The two bodies need to cooperate to achieve their "common objectives," -- peace and security, prosperity, and protection of human rights around the world, he said.

"We are committed to working closely together in the future," said Ban.

NATO Secretary General Jaap de Hoop Scheffer agreed, saying the two sides should enhance their relationship, as NATO has been increasingly operating under a UN umbrella or with the UN's blessing, such as in Afghanistan, Kosovo and Darfur.

The military alliance will continue to play its role in these regions, a role in which it needs UN support, he said.

Kosovo, a legal province of Serbia, has been administered by the UN since the NATO bombing campaign in 1999. NATO has more than 16,000 troops in Kosovo, the so-called KFOR, which preserve peace and security there.

Brussels is the first leg of Ban's seven-nation visit, which is also to bring him to France and Ethiopia to attend key international meetings.

Ban will leave for Paris late Wednesday to attend Thursday's conference on Lebanon's reconstruction, which will be hosted by French President Jacques Chirac and attended by Lebanese Prime Minister Fouad Siniora and US Secretary of State Condoleezza Rice.

Next week Ban will travel to Ethiopia for an African Union summit on Darfur and Somalia, where he is expected to press for the deployment of a UN peacekeeping force to aid the 7,000-member African Union force.
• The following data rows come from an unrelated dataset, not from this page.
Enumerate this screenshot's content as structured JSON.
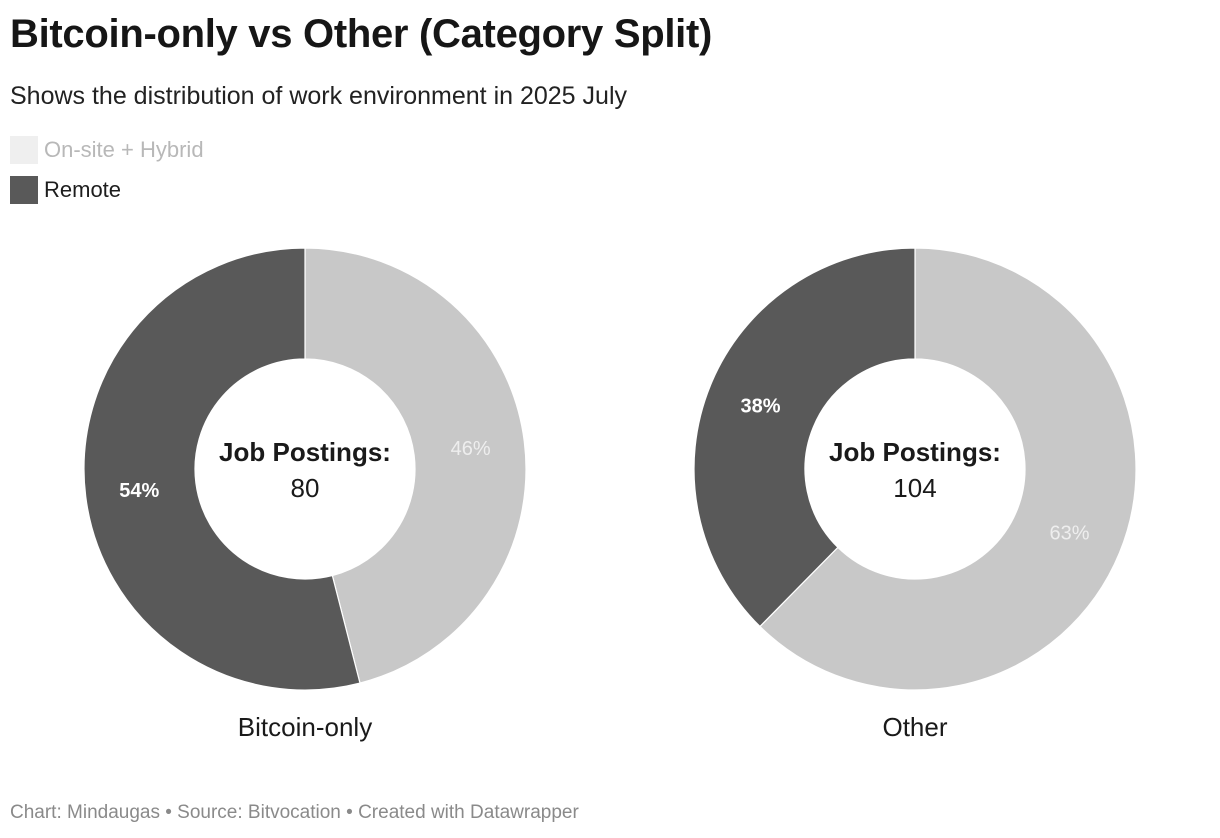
{
  "title": "Bitcoin-only vs Other (Category Split)",
  "subtitle": "Shows the distribution of work environment in 2025 July",
  "colors": {
    "onsite_hybrid": "#c8c8c8",
    "remote": "#595959",
    "legend_onsite_hybrid": "#e2e2e2"
  },
  "legend": [
    {
      "label": "On-site + Hybrid",
      "color": "#e2e2e2"
    },
    {
      "label": "Remote",
      "color": "#595959"
    }
  ],
  "chart_data": [
    {
      "type": "pie",
      "name": "Bitcoin-only",
      "center_label": "Job Postings:",
      "center_value": "80",
      "slices": [
        {
          "label": "On-site + Hybrid",
          "value": 46,
          "display": "46%",
          "color": "#c8c8c8"
        },
        {
          "label": "Remote",
          "value": 54,
          "display": "54%",
          "color": "#595959"
        }
      ]
    },
    {
      "type": "pie",
      "name": "Other",
      "center_label": "Job Postings:",
      "center_value": "104",
      "slices": [
        {
          "label": "On-site + Hybrid",
          "value": 63,
          "display": "63%",
          "color": "#c8c8c8"
        },
        {
          "label": "Remote",
          "value": 38,
          "display": "38%",
          "color": "#595959"
        }
      ]
    }
  ],
  "footer": "Chart: Mindaugas • Source: Bitvocation • Created with Datawrapper"
}
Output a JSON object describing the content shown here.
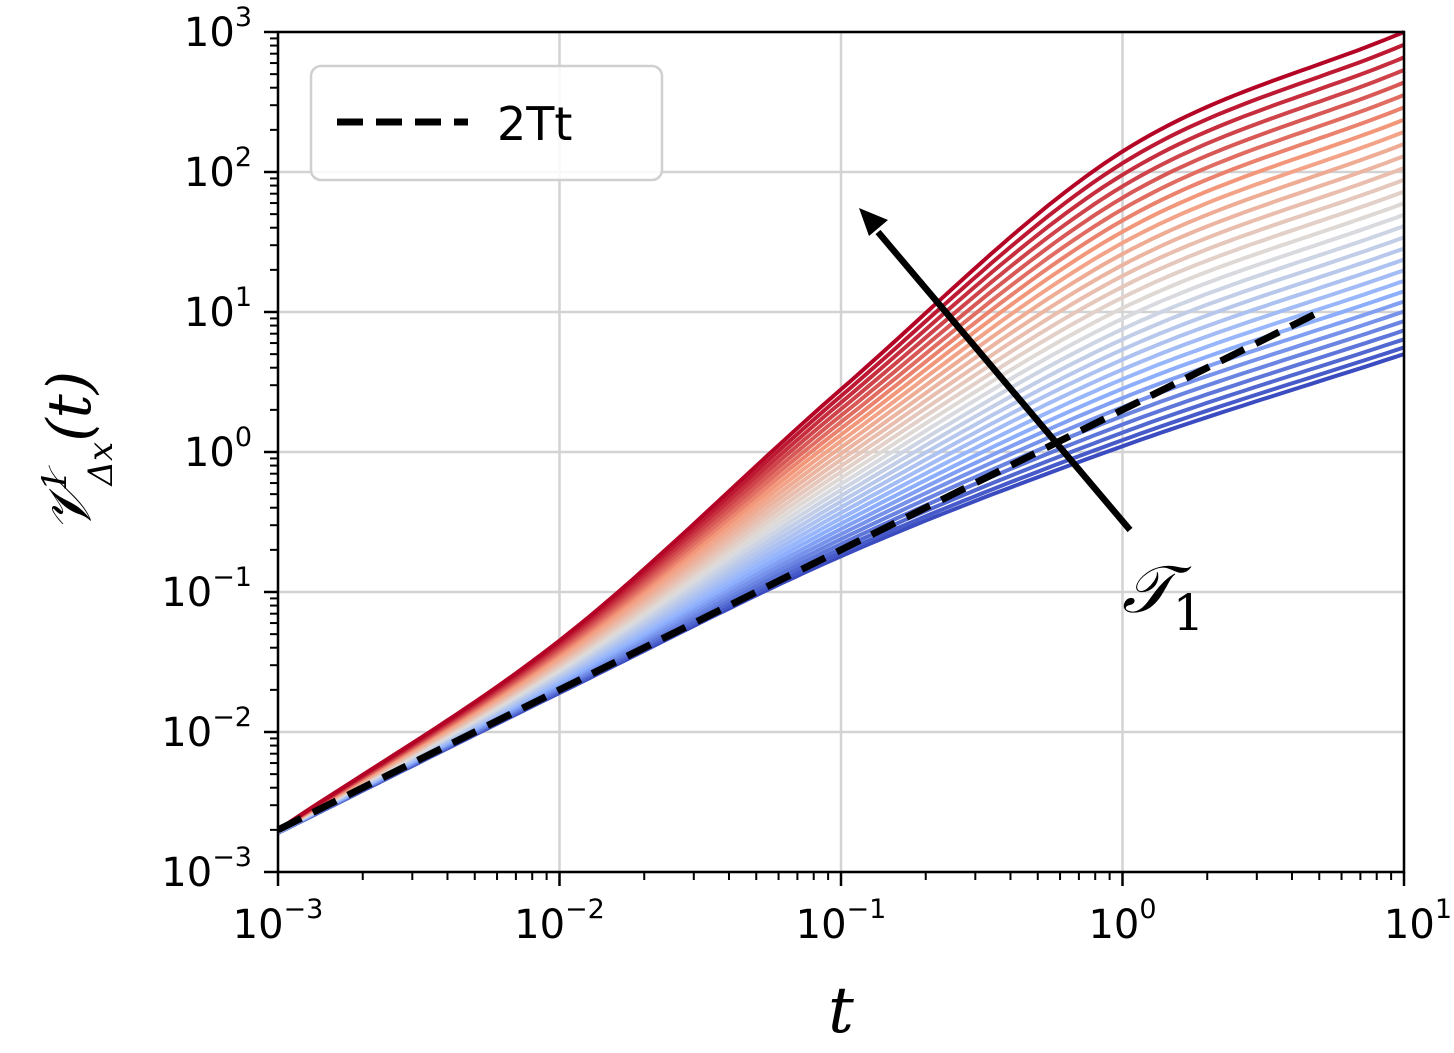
{
  "chart_data": {
    "type": "line",
    "xlabel": "t",
    "ylabel": {
      "base": "𝒱",
      "sup": "1",
      "sub": "Δx",
      "arg": "(t)"
    },
    "xscale": "log",
    "yscale": "log",
    "xlim": [
      0.001,
      10
    ],
    "ylim": [
      0.001,
      1000
    ],
    "grid": true,
    "x_ticks": [
      {
        "value": 0.001,
        "base": "10",
        "exp": "−3"
      },
      {
        "value": 0.01,
        "base": "10",
        "exp": "−2"
      },
      {
        "value": 0.1,
        "base": "10",
        "exp": "−1"
      },
      {
        "value": 1,
        "base": "10",
        "exp": "0"
      },
      {
        "value": 10,
        "base": "10",
        "exp": "1"
      }
    ],
    "y_ticks": [
      {
        "value": 0.001,
        "base": "10",
        "exp": "−3"
      },
      {
        "value": 0.01,
        "base": "10",
        "exp": "−2"
      },
      {
        "value": 0.1,
        "base": "10",
        "exp": "−1"
      },
      {
        "value": 1,
        "base": "10",
        "exp": "0"
      },
      {
        "value": 10,
        "base": "10",
        "exp": "1"
      },
      {
        "value": 100,
        "base": "10",
        "exp": "2"
      },
      {
        "value": 1000,
        "base": "10",
        "exp": "3"
      }
    ],
    "legend": {
      "position": "top-left",
      "entries": [
        {
          "label": "2Tt",
          "style": "dashed",
          "color": "#000000"
        }
      ]
    },
    "reference_line": {
      "name": "2Tt",
      "color": "#000000",
      "style": "dashed",
      "x": [
        0.001,
        5
      ],
      "y": [
        0.002,
        10
      ]
    },
    "colormap": "coolwarm",
    "family": {
      "count": 30,
      "x_samples": [
        0.001,
        0.01,
        0.1,
        1,
        10
      ],
      "y_lowest": [
        0.0019,
        0.019,
        0.18,
        1.1,
        5
      ],
      "y_highest": [
        0.002,
        0.045,
        2.8,
        140,
        1000
      ]
    },
    "annotation": {
      "text": "𝒯",
      "sub": "1",
      "arrow": "increasing"
    }
  }
}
The AU force has so far failed to halt ceasefire violations in Sudan's Darfur region.

He will end his Africa visit with a stop in Nairobi, where he is set to meet with the Kenyan president and the staff of the UN headquarters on the continent.

From Kenya, the secretary-general travels to the Netherlands, where he will visit the International Court of Justice, the International Criminal Court and the International Criminal Tribunal for the Former Yugoslavia in the Hague.

From The Hague, he flies to Washington, DC for a meeting of the Middle East Quartet, scheduled on Feb. 2.